Mises Wire

Smelling Rats in Baltimore

I visited Baltimore once, about 10 years ago, for an academic conference.  While I remember its colonial-era architecture, the historic cathedral that once housed the great Cardinal Gibbons, and fun, chowder-laden conversations with local and visiting economists in brew pubs—the image that remains in my mind is that of the rats.  These mangy pack animals seemed to populate every garbage dumpster that I passed at night heading to and from my hotel, and it made me think about the many millions of renovation monies that flowed into Baltimore in the post-Great Society years, much of it coerced, and how such spending is all for naught if the city weakens property rights institutions in the process.

People tend to take care of property when property rights are strong, and when they’re not, well, we see graffiti, litter, broken windows, and often, rats.  If you disagree, then ask yourself:  How many of these problems afflict your own house or business?  I left Baltimore not terribly optimistic about its future and wondered how famous I might become if I was able to construct a “rat index” that gauged rat populations of inner cities that would serve as a proxy for property rights (or their lack). 

Needless to say, this is not a project I pursued.

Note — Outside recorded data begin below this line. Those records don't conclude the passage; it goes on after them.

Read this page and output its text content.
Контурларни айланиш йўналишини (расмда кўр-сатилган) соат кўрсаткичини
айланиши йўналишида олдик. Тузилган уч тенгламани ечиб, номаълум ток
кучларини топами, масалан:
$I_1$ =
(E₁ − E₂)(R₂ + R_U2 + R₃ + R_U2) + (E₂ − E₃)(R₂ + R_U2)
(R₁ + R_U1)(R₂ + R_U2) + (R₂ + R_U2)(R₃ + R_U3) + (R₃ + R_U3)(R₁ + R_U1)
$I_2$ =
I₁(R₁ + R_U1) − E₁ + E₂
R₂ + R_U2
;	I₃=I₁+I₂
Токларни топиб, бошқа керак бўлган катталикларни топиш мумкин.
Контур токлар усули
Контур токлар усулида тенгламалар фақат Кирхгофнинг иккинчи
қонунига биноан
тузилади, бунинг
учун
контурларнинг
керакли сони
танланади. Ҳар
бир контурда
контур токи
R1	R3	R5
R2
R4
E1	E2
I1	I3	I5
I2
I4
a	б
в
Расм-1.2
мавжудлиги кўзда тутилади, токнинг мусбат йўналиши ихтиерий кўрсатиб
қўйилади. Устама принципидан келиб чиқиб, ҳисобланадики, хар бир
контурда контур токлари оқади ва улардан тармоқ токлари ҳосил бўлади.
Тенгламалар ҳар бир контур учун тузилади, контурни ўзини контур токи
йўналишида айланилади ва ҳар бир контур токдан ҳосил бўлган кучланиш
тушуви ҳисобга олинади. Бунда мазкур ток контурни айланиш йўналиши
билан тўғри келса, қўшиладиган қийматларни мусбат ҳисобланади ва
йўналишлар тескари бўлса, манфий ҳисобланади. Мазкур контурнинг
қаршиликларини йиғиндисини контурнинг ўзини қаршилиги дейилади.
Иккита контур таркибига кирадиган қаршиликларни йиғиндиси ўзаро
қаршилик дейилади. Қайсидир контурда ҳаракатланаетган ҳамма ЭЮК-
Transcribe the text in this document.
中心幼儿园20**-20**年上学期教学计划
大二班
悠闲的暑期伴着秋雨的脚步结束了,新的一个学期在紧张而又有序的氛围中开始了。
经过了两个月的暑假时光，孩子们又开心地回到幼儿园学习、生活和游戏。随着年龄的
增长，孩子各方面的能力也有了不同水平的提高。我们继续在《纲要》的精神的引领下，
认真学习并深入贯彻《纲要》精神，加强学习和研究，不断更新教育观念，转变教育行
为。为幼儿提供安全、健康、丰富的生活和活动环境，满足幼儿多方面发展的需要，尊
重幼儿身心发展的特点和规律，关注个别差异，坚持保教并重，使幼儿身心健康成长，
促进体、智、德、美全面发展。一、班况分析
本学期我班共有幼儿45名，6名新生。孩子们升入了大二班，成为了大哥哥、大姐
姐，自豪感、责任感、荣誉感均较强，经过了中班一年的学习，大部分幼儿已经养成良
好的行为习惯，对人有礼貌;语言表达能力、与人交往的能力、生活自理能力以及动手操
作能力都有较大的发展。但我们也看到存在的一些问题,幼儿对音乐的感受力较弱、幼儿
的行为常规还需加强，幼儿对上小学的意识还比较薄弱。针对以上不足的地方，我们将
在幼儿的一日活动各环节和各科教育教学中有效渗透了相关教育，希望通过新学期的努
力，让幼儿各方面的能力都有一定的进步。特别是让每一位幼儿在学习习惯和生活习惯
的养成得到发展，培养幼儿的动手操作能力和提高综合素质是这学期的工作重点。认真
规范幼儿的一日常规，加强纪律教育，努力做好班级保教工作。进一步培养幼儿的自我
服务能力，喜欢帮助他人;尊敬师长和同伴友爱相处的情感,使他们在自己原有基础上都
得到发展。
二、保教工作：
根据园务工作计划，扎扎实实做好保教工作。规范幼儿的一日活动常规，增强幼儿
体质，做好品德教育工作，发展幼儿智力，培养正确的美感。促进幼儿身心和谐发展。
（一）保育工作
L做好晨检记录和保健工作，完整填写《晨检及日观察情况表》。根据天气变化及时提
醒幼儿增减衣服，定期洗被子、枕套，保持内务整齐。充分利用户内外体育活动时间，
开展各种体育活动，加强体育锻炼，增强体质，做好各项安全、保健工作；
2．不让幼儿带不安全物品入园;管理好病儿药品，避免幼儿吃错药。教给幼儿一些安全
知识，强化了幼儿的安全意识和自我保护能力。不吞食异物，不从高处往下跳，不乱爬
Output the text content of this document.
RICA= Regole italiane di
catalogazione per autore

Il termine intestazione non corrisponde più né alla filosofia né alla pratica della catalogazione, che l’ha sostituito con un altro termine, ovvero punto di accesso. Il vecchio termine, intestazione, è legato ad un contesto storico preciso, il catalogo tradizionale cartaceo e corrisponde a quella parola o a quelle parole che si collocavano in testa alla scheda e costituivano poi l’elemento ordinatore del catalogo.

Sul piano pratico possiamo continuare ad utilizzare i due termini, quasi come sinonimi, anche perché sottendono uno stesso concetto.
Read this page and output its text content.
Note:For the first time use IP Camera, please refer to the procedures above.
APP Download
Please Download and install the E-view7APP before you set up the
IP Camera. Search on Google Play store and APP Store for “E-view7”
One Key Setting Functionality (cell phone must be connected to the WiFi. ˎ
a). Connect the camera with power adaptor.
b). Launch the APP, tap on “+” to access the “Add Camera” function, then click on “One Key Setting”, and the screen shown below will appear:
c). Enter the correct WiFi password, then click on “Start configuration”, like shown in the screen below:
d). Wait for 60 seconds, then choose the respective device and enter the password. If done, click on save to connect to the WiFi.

But now that Baltimore has become synonymous with police barricades, pepper spray, curfews, and looting—a sort of Ferguson East—I am reminded again of H.L. Mencken’s hometown.  The course of events there have all been predictable and increasingly common.  An outrageous and unnecessary death to a man in police custody followed by the descent of professional race-baiters, protests leading to riots and more confrontations with the police, looting of businesses that had nothing to do with the actual events spurring the protests, and calls for increased consciousness of problems in America dealing with race, as if this is a root of the problem.

Few people, mostly the economists, will note the role of deteriorating property rights institutions in Baltimore, even though the evidence is omnipresent.  Consider this excerpt from Petula Dvorak’s article in the Washington Post:


If you want to understand the violence engulfing this city, you have to start here, on the street where Gray was taken into police custody.  It is a blighted, joyless place of boarded-up buildings: Abandoned.  Abandoned.  Abandoned.  Occupied.  Abandoned.  Occupied (I think).  The sidewalks of Sandtown-Winchester are strewn with trash, and the signs on a tiny strip of scraggly grass deliver a dispiriting warning: “No Pets Allowed.  No Ball Playing.”

 

“Blighted and joyless” pretty much explains the areas of any American city in which property rights violations have gone so far as to cause the productive to leave for less onerous tax and regulatory jurisdictions.  In this respect, Baltimore’s Sandtown is no different from Washington Heights (Chicago), Joyland (Atlanta), Metcalfe Park (Milwaukee), or Islandview (Detroit).  Would it be too much to ask for a Washington Post reporter to inquire whether decades of rent controls in Baltimore and elsewhere might have brought about outcomes such as these?  Owners don’t abandon buildings because they want to, but they often do because price restrictions make them unprofitable to utilize in un-abandoned forms.  Failure to bring up these basic economic points, which even socialists recognize, feeds into the false Hobbesian narrative that these outcomes simply reflect a state of nature and justify even further coercive interventions by government.  

These interventions sow social division between those who are favored by it and those who are not.  In this light, it’s worth asking about whether the many millions of dollars poured into Baltimore over the years in the name of urban renewal have had any positive effect on the city at all.  Reporter Dvorak touches on this point too when she discusses the city’s Inner Harbor, which was “hailed in 1984 by the American Institute of Architects as ‘one of the supreme achievements of large-scale urban design in U.S. history.’”  Baltimore is also home to the National Aquarium and the Maryland Science Center, as well as the famous Camden Yards, home to the Baltimore Orioles.  Weren’t projects such as these supposed to bring Baltimore to a better place by now?

Not when they don’t counter property right destruction resulting from previous interventions in inner cities, often done in in pursuit of “urban renewal.”  It feeds into a deadly cycle in which government interventions breed division and, in the extreme, violence, which then serve to justify more interventions.  Chances are, if this process has not played itself out in your city, then it is likely property rights and the social harmony they engender are relatively more secure there, for the time being. 

Not surprisingly, Murray Rothbard identified the crux of the problem in the 1970s:

Urban planning has controlled and regulated the cities.  Zoning laws have ringed housing and land use with innumerable restrictions.  Property taxes have crippled urban development and forced abandonment of houses.  Building codes have restricted housing construction and made it more costly.  Urban renewal has provided massive subsidies to real estate developers, forced the bulldozing of apartments and rental stores, lowered the supply of housing, and intensified racial discrimination.  Extensive government loans have generated overbuilding in the suburbs.  Rent controls have created apartment shortages and reduced the supply of residential housing.

In 2015, Baltimore is Exhibit A.  Is there any wonder one still smells rats there?